Вагнер знал, какое сильное влияние может оказывать музыка на человека. Музыка обращается непосредственно к душе, к эмоциям, к чувствам, она несёт в себе сильные, но неопределённые переживания. Сделать их более определёнными, навести человека на какую-то мысль с помощью музыки очень сложно. С другой стороны, есть поэзия, которая общается скорее с умом. Используя чёткие образы, она окольными путями, через слова, через мысль, добирается до вашего сердца. Вагнер хотел соединить эти два начала. Не просто совместить их в пространстве и времени, но заставить взаимодействовать, дополнять друг друга, наиболее полно вовлекая зрителя, слушателя в действие. Ему казалось неправильным, что музыка и слова пишутся двумя разными людьми, каждый из которых считает своё искусство первичным и главным, использует второе только как предлог и повод. Музыка и стихи должны звучать согласно, мелодия должна подчёркивать главное в словах, придавая им вес и значение, сразу открывая то, о чём обычно читатель романа или зритель в драме может только догадываться – внутренний мир героев, состояния их душ. Ради этого Вагнер старательно избавляется от всех лишних деталей, которые могли бы отвлечь слушателя, рассеять его внимание. Содержание его поздних опер становится почти аскетично – минимум жизненных реалий, бытовых сцен, ненужных подробностей. Тристан и Изольда просто любят друг друга, и при этом не могут быть вместе – со всеми вытекающими последствиями. Что, как, почему – это Вагнер оставляет в стороне. На первом плане – страдания героев, те драматические события, что происходят у них внутри.

И при всём при этом его тут и там упрекали в презрении к душе человека, в чёрствости, холодности, тяге с внешним эффектам. В бездарности во всём, что "не парад". В неумении изображать внутренний мир человека. Что поделать, музыка была непривычна оперному слушателю, она почти шокировала. Вместо оркестра-аккомпаниатора зрителю вдруг предложили развитый симфонизм, игру лейтмотивов, целую музыкальную стихию. Критики, "знатоки" и "любители" оперы были возмущены. "Где наши короткие оперные номера?!" – кричали они. Шумели, писали статьи, бойкотировали спектакли – много разного было.

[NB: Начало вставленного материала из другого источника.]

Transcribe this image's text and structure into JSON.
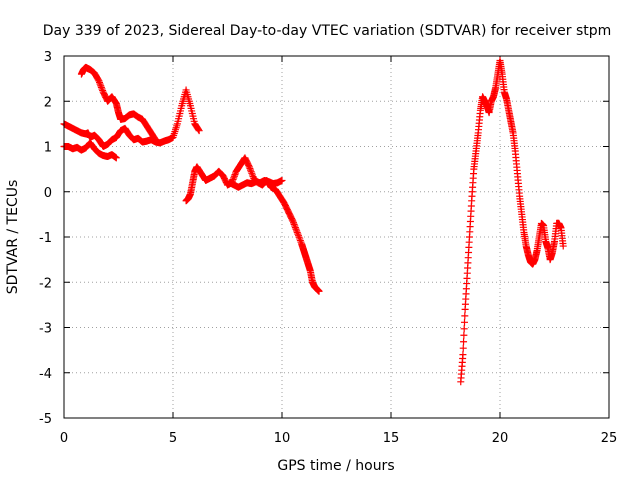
{
  "chart_data": {
    "type": "scatter",
    "title": "Day 339 of 2023, Sidereal Day-to-day VTEC variation (SDTVAR) for receiver stpm",
    "xlabel": "GPS time / hours",
    "ylabel": "SDTVAR / TECUs",
    "xlim": [
      0,
      25
    ],
    "ylim": [
      -5,
      3
    ],
    "xticks": [
      0,
      5,
      10,
      15,
      20,
      25
    ],
    "yticks": [
      -5,
      -4,
      -3,
      -2,
      -1,
      0,
      1,
      2,
      3
    ],
    "grid": true,
    "marker": "+",
    "color": "#ff0000",
    "series": [
      {
        "x": [
          0.0,
          0.2,
          0.4,
          0.6,
          0.8,
          1.0,
          1.2,
          1.4,
          1.6,
          1.8,
          2.0,
          2.2,
          2.4
        ],
        "y": [
          1.0,
          1.0,
          0.95,
          0.98,
          0.92,
          0.97,
          1.08,
          0.95,
          0.85,
          0.8,
          0.78,
          0.82,
          0.75
        ]
      },
      {
        "x": [
          0.0,
          0.2,
          0.4,
          0.6,
          0.8,
          1.0,
          1.1,
          1.2,
          1.4,
          1.6,
          1.8,
          2.0,
          2.2,
          2.4,
          2.6,
          2.8,
          3.0,
          3.2,
          3.4,
          3.6,
          3.8,
          4.0,
          4.2,
          4.4,
          4.6,
          4.8,
          5.0,
          5.2,
          5.4,
          5.6,
          5.8,
          6.0,
          6.2
        ],
        "y": [
          1.5,
          1.45,
          1.4,
          1.35,
          1.3,
          1.28,
          1.3,
          1.2,
          1.25,
          1.15,
          1.0,
          1.05,
          1.15,
          1.2,
          1.35,
          1.4,
          1.25,
          1.15,
          1.18,
          1.1,
          1.12,
          1.15,
          1.1,
          1.08,
          1.12,
          1.15,
          1.2,
          1.5,
          1.9,
          2.25,
          1.9,
          1.5,
          1.35
        ]
      },
      {
        "x": [
          0.8,
          0.9,
          1.0,
          1.1,
          1.2,
          1.4,
          1.6,
          1.8,
          2.0,
          2.2,
          2.4,
          2.5,
          2.6,
          2.8,
          3.0,
          3.2,
          3.4,
          3.6,
          3.8,
          4.0,
          4.2
        ],
        "y": [
          2.6,
          2.7,
          2.75,
          2.72,
          2.7,
          2.62,
          2.45,
          2.2,
          2.0,
          2.1,
          1.95,
          1.75,
          1.6,
          1.62,
          1.7,
          1.72,
          1.65,
          1.6,
          1.45,
          1.3,
          1.15
        ]
      },
      {
        "x": [
          5.6,
          5.7,
          5.8,
          5.9,
          6.0,
          6.1,
          6.3,
          6.5,
          6.7,
          6.9,
          7.1,
          7.3,
          7.5,
          7.7,
          7.9,
          8.1,
          8.3,
          8.5,
          8.7,
          8.9,
          9.1,
          9.3,
          9.5,
          9.7,
          9.9,
          10.1,
          10.3,
          10.5,
          10.7,
          10.9,
          11.0,
          11.1,
          11.2,
          11.3,
          11.4,
          11.5,
          11.6,
          11.7
        ],
        "y": [
          -0.2,
          -0.15,
          -0.05,
          0.2,
          0.45,
          0.55,
          0.4,
          0.25,
          0.3,
          0.35,
          0.45,
          0.35,
          0.15,
          0.2,
          0.45,
          0.6,
          0.75,
          0.55,
          0.3,
          0.2,
          0.15,
          0.25,
          0.1,
          0.05,
          -0.1,
          -0.25,
          -0.45,
          -0.65,
          -0.9,
          -1.15,
          -1.3,
          -1.45,
          -1.6,
          -1.75,
          -2.0,
          -2.1,
          -2.15,
          -2.2
        ]
      },
      {
        "x": [
          7.6,
          7.8,
          8.0,
          8.2,
          8.4,
          8.6,
          8.8,
          9.0,
          9.2,
          9.4,
          9.6,
          9.8,
          10.0
        ],
        "y": [
          0.2,
          0.15,
          0.1,
          0.15,
          0.2,
          0.18,
          0.22,
          0.2,
          0.25,
          0.22,
          0.18,
          0.2,
          0.25
        ]
      },
      {
        "x": [
          18.2,
          18.3,
          18.4,
          18.5,
          18.6,
          18.7,
          18.8,
          18.9,
          19.0,
          19.1,
          19.2,
          19.3,
          19.4,
          19.5,
          19.6,
          19.7,
          19.8,
          19.9,
          20.0,
          20.1,
          20.2,
          20.3,
          20.4,
          20.5,
          20.6,
          20.7,
          20.8,
          20.9,
          21.0,
          21.1,
          21.2,
          21.3,
          21.4,
          21.5,
          21.6,
          21.7,
          21.8,
          21.9,
          22.0,
          22.1,
          22.2,
          22.3,
          22.4,
          22.5,
          22.6,
          22.7,
          22.8,
          22.9
        ],
        "y": [
          -4.2,
          -3.6,
          -2.6,
          -1.8,
          -1.0,
          -0.2,
          0.5,
          0.9,
          1.3,
          1.8,
          2.1,
          2.0,
          1.9,
          1.75,
          2.0,
          2.1,
          2.3,
          2.6,
          2.9,
          2.6,
          2.2,
          2.05,
          1.8,
          1.55,
          1.3,
          0.9,
          0.4,
          -0.1,
          -0.5,
          -0.9,
          -1.2,
          -1.4,
          -1.55,
          -1.6,
          -1.5,
          -1.3,
          -1.0,
          -0.7,
          -0.75,
          -1.1,
          -1.25,
          -1.5,
          -1.35,
          -1.1,
          -0.7,
          -0.7,
          -0.8,
          -1.2
        ]
      }
    ]
  }
}
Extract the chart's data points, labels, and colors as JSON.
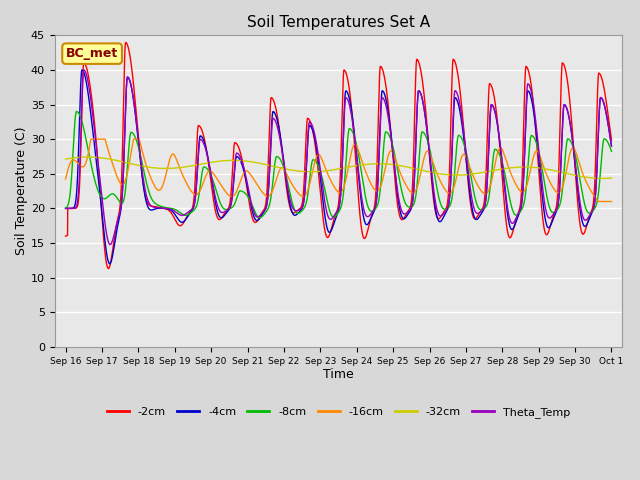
{
  "title": "Soil Temperatures Set A",
  "xlabel": "Time",
  "ylabel": "Soil Temperature (C)",
  "ylim": [
    0,
    45
  ],
  "yticks": [
    0,
    5,
    10,
    15,
    20,
    25,
    30,
    35,
    40,
    45
  ],
  "background_color": "#d8d8d8",
  "plot_bg_color": "#e8e8e8",
  "grid_color": "#ffffff",
  "series_colors": {
    "-2cm": "#ff0000",
    "-4cm": "#0000cc",
    "-8cm": "#00bb00",
    "-16cm": "#ff8800",
    "-32cm": "#cccc00",
    "Theta_Temp": "#9900bb"
  },
  "annotation_box": {
    "text": "BC_met",
    "facecolor": "#ffff99",
    "edgecolor": "#cc8800",
    "fontsize": 9
  },
  "figsize": [
    6.4,
    4.8
  ],
  "dpi": 100
}
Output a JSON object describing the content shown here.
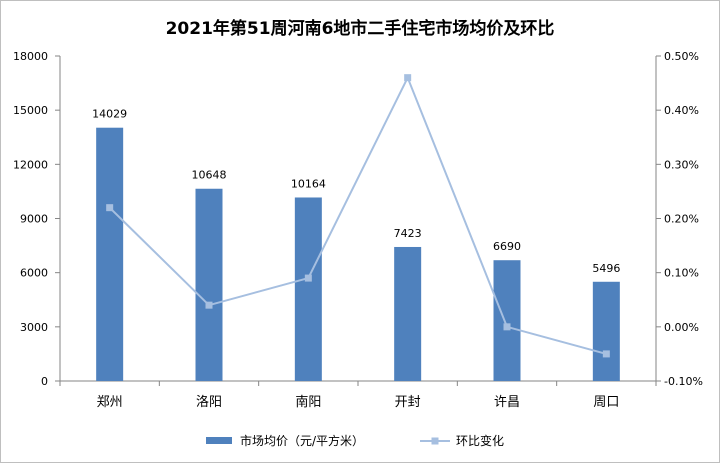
{
  "chart_data": {
    "type": "bar",
    "title": "2021年第51周河南6地市二手住宅市场均价及环比",
    "categories": [
      "郑州",
      "洛阳",
      "南阳",
      "开封",
      "许昌",
      "周口"
    ],
    "series": [
      {
        "name": "市场均价（元/平方米）",
        "type": "bar",
        "axis": "left",
        "values": [
          14029,
          10648,
          10164,
          7423,
          6690,
          5496
        ],
        "color": "#4f81bd"
      },
      {
        "name": "环比变化",
        "type": "line",
        "axis": "right",
        "values": [
          0.22,
          0.04,
          0.09,
          0.46,
          0.0,
          -0.05
        ],
        "color": "#a6bfe0"
      }
    ],
    "y_left": {
      "min": 0,
      "max": 18000,
      "ticks": [
        "0",
        "3000",
        "6000",
        "9000",
        "12000",
        "15000",
        "18000"
      ]
    },
    "y_right": {
      "min": -0.1,
      "max": 0.5,
      "ticks": [
        "-0.10%",
        "0.00%",
        "0.10%",
        "0.20%",
        "0.30%",
        "0.40%",
        "0.50%"
      ]
    },
    "data_labels": [
      "14029",
      "10648",
      "10164",
      "7423",
      "6690",
      "5496"
    ],
    "legend_position": "bottom",
    "grid": false
  }
}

Вагнер, конечно, достиг своего. После долгих лет нищеты и скитаний он всё-таки дожил до триумфа – фантастической постановки своей тетралогии "Кольцо Нибелунгов", когда представление шло четыре дня подряд, четыре вечера, в специально для этого построенном на склоне горы театре. Одна его теория в конце концов победила. Но зато другая, которую он имел неосторожность не раз высказывать и отстаивать, до сих пор не даёт его музыке стать просто музыкой, вновь и вновь вовлекая её в область политики, принципов, символов. Пропитывает её запахом ненависти. Это ужасно. И это так понятно! Можно сколько угодно рассуждать о том, что "человек сложен", что можно одновременно быть гением и мучить жену или сбрасывать кошек с балкона, – всё равно в последний момент придут эмоции и всё испортят. И пока имя на программке вызывает больше чувств, чем музыка, бессмысленно искать справедливости и спорить о чём-то. Одна надежда – на то самое всё исправляющее, всё проясняющее время.


осень 2000

Created: 2003.09.11, 12:06
Visits: 2591 , LastTime: 2024-03-25 23:02:29


Некоторые права защищены (о) by Арсений Хахалин
Some rights reserved by Arseny Khakhalin
(or Arseni Khakhaline in another transcription)

Пишите...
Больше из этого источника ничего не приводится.